An Opportunity Too Good to Ignore
After five years at Princeton, I was ready to go on to do a postdoctoral fellowship. Eric, my advisor, had heard about a new program at Memorial Sloan-Kettering Cancer Center that sounded interesting, called the Frank A. Howard Fellows Program. Named for Frank Howard, who was instrumental in the founding of the Sloan-Kettering Institute and served as its president from 1950 to 1960, the program provides young scientists who have just completed their PhD degrees with an opportunity to establish independent research programs.
Senior faculty in the Sloan-Kettering Institute provide mentoring, and the funding allows fellows to establish their own laboratories, hire assistants, and obtain supplies and equipment.
It was an amazing opportunity for a young scientist like me, and I was deeply honored to be chosen as its first recipient. For me, it was a dream job. I came here with the projects I had been working on at Princeton. I was allowed to build my own lab, hire my own staff, and conduct my own research — all things that are not normally available to postdocs. And I would be living in New York City, which after five years in Princeton, New Jersey, was a big deal!
When I arrived in February 2005, my goal was to use genetic approaches and Drosophila models to study the underlying processes that lead to the formation of cancer, a process known as oncogenesis. My aim was to establish a firm link between oncogenesis and metastasis, or tumor spread. Understanding this linkage could lead to the development of more targeted approaches to treatment, since the prevention of metastasis should help defend against many of the devastating effects of cancer.

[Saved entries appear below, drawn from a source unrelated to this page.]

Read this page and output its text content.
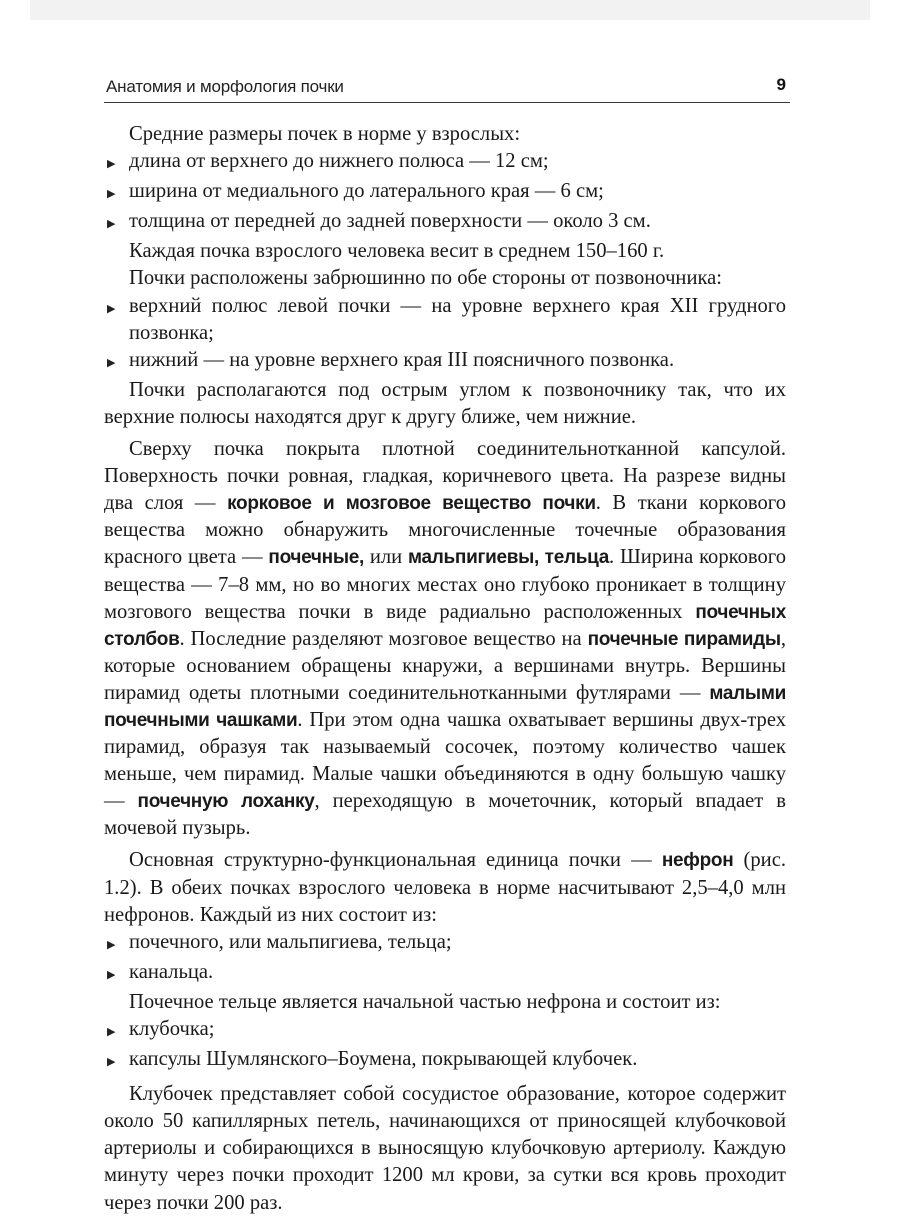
Анатомия и морфология почки	9

Средние размеры почек в норме у взрослых:

▶ длина от верхнего до нижнего полюса — 12 см;
▶ ширина от медиального до латерального края — 6 см;
▶ толщина от передней до задней поверхности — около 3 см.

Каждая почка взрослого человека весит в среднем 150–160 г.

Почки расположены забрюшинно по обе стороны от позвоночника:

▶ верхний полюс левой почки — на уровне верхнего края XII грудного позвонка;
▶ нижний — на уровне верхнего края III поясничного позвонка.

Почки располагаются под острым углом к позвоночнику так, что их верхние полюсы находятся друг к другу ближе, чем нижние.

Сверху почка покрыта плотной соединительнотканной капсулой. Поверхность почки ровная, гладкая, коричневого цвета. На разрезе видны два слоя — корковое и мозговое вещество почки. В ткани коркового вещества можно обнаружить многочисленные точечные образования красного цвета — почечные, или мальпигиевы, тельца. Ширина коркового вещества — 7–8 мм, но во многих местах оно глубоко проникает в толщину мозгового вещества почки в виде радиально расположенных почечных столбов. Последние разделяют мозговое вещество на почечные пирамиды, которые основанием обращены кнаружи, а вершинами внутрь. Вершины пирамид одеты плотными соединительнотканными футлярами — малыми почечными чашками. При этом одна чашка охватывает вершины двух-трех пирамид, образуя так называемый сосочек, поэтому количество чашек меньше, чем пирамид. Малые чашки объединяются в одну большую чашку — почечную лоханку, переходящую в мочеточник, который впадает в мочевой пузырь.

Основная структурно-функциональная единица почки — нефрон (рис. 1.2). В обеих почках взрослого человека в норме насчитывают 2,5–4,0 млн нефронов. Каждый из них состоит из:

▶ почечного, или мальпигиева, тельца;
▶ канальца.

Почечное тельце является начальной частью нефрона и состоит из:

▶ клубочка;
▶ капсулы Шумлянского–Боумена, покрывающей клубочек.

Клубочек представляет собой сосудистое образование, которое содержит около 50 капиллярных петель, начинающихся от приносящей клубочковой артериолы и собирающихся в выносящую клубочковую артериолу. Каждую минуту через почки проходит 1200 мл крови, за сутки вся кровь проходит через почки 200 раз.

Retraining in Cell Biology
In the four years since I have been here, I have accomplished many of my initial goals. Interestingly, one unexpected development is how much my work has veered into the realm of cell biology. I was running out of new directions to go with pure signaling, and I was interested in the subject of cellular polarity, or how cells know direction, that is, how they know up from down. I needed to learn and use cell biology techniques to understand this fascinating process.
The retraining process took a long time. Where before things came relatively easily, they were now more difficult. But it was well worth the work, and we have started to produce some very interesting results.
The Developmental Biology Program at Sloan-Kettering Institute, of which I am a member, is a close-knit group of scientists. The atmosphere is very collaborative, and working with so many fellow young scientists is exciting. My collaborative research has included work with Jennifer Zallen, Eric Lai, and the program chair, Kathryn Anderson.
My recent work is focused on demonstrating how normal signaling is involved in the organization of cells within the plane of a tissue. Signaling can affect cell shape, the direction in which the cells create their shape, and the direction of the structures that the cells form. We discovered some very interesting new players in this signaling pathway, and I am excited to publish the results of the work.